MSPs are this week expected to back repeal of the Offensive Behaviour at Football Act amid claims that it singles out football supporters. Labour now says support for grassroots initiatives aimed at changing attitudes has also slipped.
The Scottish Government’s draft budget shows that the safer communities budget has been down on the 2014-15 budget every year, equivalent to a £10m real-terms cut.
Labour MSP James Kelly branded the cut “appalling.”
He said it “speaks volumes about the SNP’s approach to tackling sectarianism”.
The MSP said: “Instead of working with fans and investing in projects that actually change views, they have cut money from vital charities and services while at the same time doggedly pursuing the Football Act at every turn.”
“The Football Act has horrendously backfired because it is entirely the wrong approach. Fans have lost all trust in the police and attention has been diverted away from methods which actually tackle sectarianism, like through education.

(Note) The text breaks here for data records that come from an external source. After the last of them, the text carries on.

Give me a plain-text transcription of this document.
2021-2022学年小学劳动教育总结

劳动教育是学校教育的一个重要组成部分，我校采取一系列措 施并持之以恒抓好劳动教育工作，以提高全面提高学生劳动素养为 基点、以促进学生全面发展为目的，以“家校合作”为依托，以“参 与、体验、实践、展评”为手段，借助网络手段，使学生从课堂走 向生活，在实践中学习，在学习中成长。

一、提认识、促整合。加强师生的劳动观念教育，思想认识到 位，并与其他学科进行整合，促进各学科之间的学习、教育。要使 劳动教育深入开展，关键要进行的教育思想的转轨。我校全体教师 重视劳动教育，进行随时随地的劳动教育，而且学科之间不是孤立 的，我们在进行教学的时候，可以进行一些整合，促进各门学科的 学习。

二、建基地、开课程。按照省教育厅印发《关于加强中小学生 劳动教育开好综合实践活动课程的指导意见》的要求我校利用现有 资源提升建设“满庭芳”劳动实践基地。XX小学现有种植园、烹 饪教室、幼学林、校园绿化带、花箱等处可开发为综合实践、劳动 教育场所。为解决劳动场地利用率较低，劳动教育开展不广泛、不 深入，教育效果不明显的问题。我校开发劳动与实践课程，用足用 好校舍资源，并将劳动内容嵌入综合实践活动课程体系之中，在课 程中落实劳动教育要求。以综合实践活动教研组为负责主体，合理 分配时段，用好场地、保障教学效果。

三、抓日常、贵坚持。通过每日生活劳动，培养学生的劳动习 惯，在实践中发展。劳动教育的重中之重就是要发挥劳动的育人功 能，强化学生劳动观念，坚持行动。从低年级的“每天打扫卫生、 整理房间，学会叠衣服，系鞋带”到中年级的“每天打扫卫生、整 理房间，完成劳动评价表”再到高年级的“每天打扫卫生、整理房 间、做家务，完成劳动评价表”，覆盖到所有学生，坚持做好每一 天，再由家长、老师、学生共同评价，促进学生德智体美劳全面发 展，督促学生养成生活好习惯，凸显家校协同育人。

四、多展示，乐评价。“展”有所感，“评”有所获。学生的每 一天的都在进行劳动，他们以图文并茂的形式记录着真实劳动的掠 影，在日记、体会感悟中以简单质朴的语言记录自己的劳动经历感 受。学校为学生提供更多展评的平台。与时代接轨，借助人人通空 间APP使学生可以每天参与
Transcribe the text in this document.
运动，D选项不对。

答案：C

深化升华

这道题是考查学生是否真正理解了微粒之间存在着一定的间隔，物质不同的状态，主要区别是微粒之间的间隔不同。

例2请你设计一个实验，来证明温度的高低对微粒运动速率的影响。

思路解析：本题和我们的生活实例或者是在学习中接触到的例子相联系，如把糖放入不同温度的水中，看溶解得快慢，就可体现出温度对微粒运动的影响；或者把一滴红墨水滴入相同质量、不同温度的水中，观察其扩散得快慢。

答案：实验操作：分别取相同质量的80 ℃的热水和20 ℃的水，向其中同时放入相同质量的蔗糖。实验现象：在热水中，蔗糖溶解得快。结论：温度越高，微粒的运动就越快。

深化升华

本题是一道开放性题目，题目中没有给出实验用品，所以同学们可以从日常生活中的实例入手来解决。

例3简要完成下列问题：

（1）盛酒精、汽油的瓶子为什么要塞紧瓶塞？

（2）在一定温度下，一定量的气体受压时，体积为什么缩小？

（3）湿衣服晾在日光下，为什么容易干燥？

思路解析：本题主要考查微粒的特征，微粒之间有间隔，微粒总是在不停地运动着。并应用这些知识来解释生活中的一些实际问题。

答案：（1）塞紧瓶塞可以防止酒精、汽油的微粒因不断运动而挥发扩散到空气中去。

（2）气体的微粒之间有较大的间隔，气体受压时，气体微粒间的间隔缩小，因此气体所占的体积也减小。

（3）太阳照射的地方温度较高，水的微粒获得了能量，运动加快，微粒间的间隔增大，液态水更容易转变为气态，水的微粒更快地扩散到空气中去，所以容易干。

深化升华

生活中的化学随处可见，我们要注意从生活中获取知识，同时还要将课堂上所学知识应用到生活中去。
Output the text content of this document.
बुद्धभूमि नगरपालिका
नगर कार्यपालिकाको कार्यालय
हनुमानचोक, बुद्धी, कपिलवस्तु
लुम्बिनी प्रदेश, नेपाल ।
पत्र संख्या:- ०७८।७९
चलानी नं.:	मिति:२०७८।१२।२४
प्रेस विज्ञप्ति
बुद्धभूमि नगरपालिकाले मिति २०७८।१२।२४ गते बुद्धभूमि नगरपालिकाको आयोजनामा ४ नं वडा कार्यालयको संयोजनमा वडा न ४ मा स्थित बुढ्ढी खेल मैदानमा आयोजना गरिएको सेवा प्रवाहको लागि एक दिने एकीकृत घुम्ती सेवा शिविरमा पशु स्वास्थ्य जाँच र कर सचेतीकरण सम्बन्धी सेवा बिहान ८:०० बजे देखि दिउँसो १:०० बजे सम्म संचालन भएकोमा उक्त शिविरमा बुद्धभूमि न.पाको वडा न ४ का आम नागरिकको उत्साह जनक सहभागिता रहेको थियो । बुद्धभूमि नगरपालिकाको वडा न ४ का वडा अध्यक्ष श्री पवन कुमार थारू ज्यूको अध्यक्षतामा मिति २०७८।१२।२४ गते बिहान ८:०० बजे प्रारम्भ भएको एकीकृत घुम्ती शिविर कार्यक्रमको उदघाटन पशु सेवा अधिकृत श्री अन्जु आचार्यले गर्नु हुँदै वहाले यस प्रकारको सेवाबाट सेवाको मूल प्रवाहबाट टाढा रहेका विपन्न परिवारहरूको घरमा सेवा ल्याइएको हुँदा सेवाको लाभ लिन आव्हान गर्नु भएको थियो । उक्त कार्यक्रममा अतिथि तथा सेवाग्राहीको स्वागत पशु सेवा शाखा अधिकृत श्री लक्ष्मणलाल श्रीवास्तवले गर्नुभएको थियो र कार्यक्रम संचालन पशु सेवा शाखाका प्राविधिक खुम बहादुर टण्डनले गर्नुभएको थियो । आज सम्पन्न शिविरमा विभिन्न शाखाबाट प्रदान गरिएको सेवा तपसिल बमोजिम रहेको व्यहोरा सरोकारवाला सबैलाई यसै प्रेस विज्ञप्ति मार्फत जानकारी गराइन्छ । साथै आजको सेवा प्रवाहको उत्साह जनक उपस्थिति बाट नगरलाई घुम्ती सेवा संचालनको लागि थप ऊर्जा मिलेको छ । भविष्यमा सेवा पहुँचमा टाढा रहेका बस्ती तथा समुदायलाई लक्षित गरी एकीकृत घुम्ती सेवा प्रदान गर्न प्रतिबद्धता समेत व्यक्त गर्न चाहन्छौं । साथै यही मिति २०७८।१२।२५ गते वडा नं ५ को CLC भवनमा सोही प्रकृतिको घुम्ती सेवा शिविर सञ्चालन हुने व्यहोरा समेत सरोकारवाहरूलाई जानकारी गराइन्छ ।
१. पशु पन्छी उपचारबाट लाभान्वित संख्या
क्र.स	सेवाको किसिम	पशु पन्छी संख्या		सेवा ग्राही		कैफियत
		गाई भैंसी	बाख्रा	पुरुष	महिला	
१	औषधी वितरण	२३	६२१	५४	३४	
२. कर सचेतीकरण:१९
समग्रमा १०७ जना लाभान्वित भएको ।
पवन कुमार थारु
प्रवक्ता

Experts told the justice committee that education is a more effective tool for targeting bigotry in society than police action, and that the relationship between fans and police has broken down, with some developing tactics to avoiding avoid prosecution. Mr Kelly’s bill was backed by the justice committee last week, and is expected to pass its first full parliamentary hurdle later this week, with every opposition party expected to back repealing the Football Act.
Organisations like Glasgow-based Nil by Mouth have been at the forefront of “hearts and minds” initiatives aimed at changing attitudes.
Ms Ewing: “The SNP government has spent record sums on tackling sectarianism, with more than £14m invested since 2007 – more than Labour spent when they were in office.
“James Kelly should instead explain to the public why he wants to legalise sectarian and offensive behaviour, and create a potentially serious gap in the law when it comes to prosecuting threatening online behaviour.”